The output then, if its sole goal is to encapsulate the space-time block, must be a piece of art that gives a direction, a vibe of the times that can be extrapolated by the audience to the entire block.

This is what Ida does. Ida has no statistics of the war. There’s no dialogues that convey what it is to live in post war Poland. There’s little wailing and crying. However, it achieves to powerfully convey the eeriness and emptiness of 1960s Poland through its minimalist visuals.

Action and subjects are hardly the center of attention in Ida.

Ida is entirely shot in 4:3 B&W, almost entirely with deep focus (i.e., every object in the frame is in focus). Camera movement is minimal and unlike other movies with static frames, characters do not move a lot to compensate. Ida feels like is a series of seamlessly moving photographs.

The Poland in the movie feels like a desolate island of calm where everything and everyone are being held back by their past.

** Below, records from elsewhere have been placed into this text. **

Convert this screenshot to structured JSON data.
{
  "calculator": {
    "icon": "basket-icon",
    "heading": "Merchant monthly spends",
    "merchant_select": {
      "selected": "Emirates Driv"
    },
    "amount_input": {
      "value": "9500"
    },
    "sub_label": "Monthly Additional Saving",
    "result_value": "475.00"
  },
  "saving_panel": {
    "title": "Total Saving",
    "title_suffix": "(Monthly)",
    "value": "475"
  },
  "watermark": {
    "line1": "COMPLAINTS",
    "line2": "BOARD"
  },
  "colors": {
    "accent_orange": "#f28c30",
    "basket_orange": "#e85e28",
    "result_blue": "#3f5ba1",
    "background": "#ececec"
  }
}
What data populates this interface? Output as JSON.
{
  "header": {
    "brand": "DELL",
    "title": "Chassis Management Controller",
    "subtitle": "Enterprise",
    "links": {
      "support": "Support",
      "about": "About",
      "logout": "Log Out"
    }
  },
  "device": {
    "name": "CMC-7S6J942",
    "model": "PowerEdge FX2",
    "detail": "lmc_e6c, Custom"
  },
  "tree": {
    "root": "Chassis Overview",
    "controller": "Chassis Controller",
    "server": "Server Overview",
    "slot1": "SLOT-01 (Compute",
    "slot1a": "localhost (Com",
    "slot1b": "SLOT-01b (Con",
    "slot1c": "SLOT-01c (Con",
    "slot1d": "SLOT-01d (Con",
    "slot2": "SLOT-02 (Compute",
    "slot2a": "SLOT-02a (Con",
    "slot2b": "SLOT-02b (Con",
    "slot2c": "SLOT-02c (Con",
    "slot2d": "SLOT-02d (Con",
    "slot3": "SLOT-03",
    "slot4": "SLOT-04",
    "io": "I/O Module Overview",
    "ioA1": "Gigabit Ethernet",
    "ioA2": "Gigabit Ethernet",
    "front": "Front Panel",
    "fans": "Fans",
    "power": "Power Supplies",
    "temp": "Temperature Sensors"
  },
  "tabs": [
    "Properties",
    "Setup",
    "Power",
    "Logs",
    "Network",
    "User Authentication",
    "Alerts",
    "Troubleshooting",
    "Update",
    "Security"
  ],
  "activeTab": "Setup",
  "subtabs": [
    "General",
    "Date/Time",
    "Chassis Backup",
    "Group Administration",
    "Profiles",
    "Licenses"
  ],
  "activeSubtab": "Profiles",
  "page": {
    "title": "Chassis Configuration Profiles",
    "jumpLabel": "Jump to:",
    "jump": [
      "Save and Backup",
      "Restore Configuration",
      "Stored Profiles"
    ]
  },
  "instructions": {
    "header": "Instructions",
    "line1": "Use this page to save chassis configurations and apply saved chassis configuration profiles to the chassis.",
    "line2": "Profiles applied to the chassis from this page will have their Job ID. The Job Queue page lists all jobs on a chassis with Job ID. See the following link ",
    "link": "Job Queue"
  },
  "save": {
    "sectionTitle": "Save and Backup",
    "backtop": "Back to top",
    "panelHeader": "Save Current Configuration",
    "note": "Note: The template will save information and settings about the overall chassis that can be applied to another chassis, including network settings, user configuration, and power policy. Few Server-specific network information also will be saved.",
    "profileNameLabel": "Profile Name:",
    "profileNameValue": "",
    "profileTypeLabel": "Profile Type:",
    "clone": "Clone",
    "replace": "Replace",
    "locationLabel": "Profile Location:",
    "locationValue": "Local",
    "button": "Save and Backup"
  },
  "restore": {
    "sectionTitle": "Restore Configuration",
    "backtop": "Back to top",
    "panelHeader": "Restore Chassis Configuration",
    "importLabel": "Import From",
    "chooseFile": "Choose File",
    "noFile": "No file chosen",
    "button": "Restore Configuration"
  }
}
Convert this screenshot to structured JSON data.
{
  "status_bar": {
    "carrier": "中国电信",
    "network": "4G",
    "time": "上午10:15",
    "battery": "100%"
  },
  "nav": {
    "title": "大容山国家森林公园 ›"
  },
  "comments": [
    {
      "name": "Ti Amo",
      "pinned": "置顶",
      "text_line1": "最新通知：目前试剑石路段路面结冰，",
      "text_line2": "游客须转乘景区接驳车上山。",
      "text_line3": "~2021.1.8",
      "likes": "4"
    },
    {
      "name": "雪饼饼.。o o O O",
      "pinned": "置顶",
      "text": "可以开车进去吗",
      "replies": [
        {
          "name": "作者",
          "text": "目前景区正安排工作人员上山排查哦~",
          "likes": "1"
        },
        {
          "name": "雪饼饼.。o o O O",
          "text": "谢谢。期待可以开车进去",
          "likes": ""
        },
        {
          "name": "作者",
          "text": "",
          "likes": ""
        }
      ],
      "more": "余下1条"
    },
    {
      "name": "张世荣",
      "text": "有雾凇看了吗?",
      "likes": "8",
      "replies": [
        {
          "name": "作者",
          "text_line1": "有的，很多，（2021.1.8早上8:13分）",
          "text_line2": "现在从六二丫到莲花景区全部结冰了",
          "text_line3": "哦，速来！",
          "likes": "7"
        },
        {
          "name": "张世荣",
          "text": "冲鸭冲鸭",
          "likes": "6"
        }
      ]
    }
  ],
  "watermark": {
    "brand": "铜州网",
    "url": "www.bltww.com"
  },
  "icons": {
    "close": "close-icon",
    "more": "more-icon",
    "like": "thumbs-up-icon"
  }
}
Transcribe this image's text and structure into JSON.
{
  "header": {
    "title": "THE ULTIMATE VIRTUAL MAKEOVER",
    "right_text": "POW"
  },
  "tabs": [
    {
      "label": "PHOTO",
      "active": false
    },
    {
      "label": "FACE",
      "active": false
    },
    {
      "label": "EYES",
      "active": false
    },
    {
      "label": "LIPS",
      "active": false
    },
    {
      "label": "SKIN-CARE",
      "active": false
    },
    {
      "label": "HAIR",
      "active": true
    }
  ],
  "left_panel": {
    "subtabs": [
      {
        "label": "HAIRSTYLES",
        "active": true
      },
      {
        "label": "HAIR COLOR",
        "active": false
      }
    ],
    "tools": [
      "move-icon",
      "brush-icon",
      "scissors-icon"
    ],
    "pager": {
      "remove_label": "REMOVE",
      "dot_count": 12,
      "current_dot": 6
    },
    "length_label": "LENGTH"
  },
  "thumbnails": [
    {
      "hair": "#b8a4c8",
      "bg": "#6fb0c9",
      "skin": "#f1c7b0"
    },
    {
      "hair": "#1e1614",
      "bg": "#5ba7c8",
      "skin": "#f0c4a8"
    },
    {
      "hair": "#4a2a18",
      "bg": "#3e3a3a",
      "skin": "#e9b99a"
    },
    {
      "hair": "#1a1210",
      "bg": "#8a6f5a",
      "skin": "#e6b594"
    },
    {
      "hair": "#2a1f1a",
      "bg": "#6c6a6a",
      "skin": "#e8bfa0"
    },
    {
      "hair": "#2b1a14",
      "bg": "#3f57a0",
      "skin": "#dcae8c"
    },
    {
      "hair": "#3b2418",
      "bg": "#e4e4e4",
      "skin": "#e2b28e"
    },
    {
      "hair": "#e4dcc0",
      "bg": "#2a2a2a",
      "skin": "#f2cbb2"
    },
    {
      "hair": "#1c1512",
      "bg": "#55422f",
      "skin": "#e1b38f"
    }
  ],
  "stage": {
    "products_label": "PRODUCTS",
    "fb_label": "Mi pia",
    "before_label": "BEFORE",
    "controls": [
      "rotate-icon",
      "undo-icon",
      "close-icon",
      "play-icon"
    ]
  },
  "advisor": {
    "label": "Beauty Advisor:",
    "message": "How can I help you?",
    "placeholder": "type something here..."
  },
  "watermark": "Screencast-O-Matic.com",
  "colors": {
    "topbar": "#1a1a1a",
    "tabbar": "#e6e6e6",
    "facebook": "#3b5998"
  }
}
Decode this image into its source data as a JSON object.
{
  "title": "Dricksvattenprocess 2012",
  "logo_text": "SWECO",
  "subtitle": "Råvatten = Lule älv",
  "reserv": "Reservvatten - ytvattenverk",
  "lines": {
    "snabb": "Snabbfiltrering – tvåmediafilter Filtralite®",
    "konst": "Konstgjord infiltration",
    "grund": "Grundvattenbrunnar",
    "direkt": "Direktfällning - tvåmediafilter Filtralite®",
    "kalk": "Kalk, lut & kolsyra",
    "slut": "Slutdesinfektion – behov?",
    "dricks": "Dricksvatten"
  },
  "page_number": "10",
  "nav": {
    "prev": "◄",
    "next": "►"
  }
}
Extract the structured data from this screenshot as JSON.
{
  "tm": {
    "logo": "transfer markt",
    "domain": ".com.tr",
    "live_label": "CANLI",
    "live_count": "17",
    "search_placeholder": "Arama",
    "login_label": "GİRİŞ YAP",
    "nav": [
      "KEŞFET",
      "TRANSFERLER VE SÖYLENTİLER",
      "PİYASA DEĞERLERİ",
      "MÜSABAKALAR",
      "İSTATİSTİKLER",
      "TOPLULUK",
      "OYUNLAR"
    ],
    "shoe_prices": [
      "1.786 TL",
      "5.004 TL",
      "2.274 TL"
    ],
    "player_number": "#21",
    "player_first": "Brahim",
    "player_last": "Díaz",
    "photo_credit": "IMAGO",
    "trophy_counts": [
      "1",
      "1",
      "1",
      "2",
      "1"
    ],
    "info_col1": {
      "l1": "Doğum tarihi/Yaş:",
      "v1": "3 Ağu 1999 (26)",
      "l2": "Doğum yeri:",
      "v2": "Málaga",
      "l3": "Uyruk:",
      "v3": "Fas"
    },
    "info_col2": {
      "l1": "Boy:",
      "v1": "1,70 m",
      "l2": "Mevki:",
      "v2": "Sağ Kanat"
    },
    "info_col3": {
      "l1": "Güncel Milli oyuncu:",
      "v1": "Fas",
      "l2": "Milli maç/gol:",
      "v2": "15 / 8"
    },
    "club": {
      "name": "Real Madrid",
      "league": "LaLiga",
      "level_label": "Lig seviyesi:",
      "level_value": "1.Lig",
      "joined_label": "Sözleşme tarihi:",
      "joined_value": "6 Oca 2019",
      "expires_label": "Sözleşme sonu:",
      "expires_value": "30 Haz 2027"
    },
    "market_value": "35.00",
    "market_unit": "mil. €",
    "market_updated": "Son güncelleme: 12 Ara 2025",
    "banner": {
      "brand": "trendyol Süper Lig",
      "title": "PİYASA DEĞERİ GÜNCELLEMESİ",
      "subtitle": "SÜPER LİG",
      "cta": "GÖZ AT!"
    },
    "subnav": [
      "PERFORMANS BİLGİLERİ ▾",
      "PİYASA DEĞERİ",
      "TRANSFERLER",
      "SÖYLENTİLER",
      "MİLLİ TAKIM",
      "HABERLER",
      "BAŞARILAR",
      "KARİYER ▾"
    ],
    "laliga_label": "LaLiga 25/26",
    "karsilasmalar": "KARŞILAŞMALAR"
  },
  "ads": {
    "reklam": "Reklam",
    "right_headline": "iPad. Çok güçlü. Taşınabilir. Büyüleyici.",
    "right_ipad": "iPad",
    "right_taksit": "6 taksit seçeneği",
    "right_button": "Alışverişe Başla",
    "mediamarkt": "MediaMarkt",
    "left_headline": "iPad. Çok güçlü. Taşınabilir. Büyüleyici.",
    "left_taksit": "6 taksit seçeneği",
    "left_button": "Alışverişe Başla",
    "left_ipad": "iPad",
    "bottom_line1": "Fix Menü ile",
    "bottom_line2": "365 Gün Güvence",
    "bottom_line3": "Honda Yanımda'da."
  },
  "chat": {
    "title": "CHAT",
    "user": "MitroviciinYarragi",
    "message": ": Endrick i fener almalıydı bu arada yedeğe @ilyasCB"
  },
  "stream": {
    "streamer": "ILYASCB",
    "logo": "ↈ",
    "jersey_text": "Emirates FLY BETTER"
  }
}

The past is well known but hardly acknowledged.

This is visually emphasized by the use of negative space, for instance, in the shot below where Ida is visually trapped as a result of being placed in the left third of the frame even though she is being spoken to by someone sitting in front of her.

Ida when she is asked to visit her aunt — who she doesn’t know anything about.

Artefacts, anecdotes and people from the past seem to be hidden away in the dark, quite literally like in the shot below.

Ida and her aunt go looking for Feliks Skiba, the person who sheltered Ida’s family.

Entire cities are in ruins and although never acknowledged directly, the past always seems to be looming over their heads and crushing down on people like in the shot below.

Ida and aunt are lost in their search for Skiba.

Characters never feel like they have agency and are quite literally almost always on the margins, merely reacting to how the past unfolds.

Ida consoling her aunt after she learns about how Ida’s mom and family were killed.

The loneliness of post-war life, especially for those who lost their relatives to the war is emphasized further through indoor cinematography with characters dominated and cornered by spaces they built.

Characters are insignificant, tiny dots on large empty landscapes.

Ida, her aunt and the son of Skiba heading to where Ida’s family was buried.

However, once in a while a shot come along that links and traps a person in the memories and experiences of the past.

The person who murdered Ida’s family after digging their grave.

Minimalism is certainly not always be the most prudent philosophy for creating virtual worlds, depicting the actual WWII for instance, might warrant a maximalist cinematography to depict the gore and the adrenaline rush of the times.

However, as Ida shows, one of the ways to encapsulate a space-time block, especially the dystopian and lonely ones, is to just strip it down to its bare essence. In the age of blazing fast cuts, shallow focus, pop colors and general information overload, Ida reminds us that the essence of a virtual world is conveyed not just through what and how much is in the frame, but also how objects are framed.

Sometimes, the lesser the objects in the frame, and the more off-center they are placed, the more meaningful the frame is.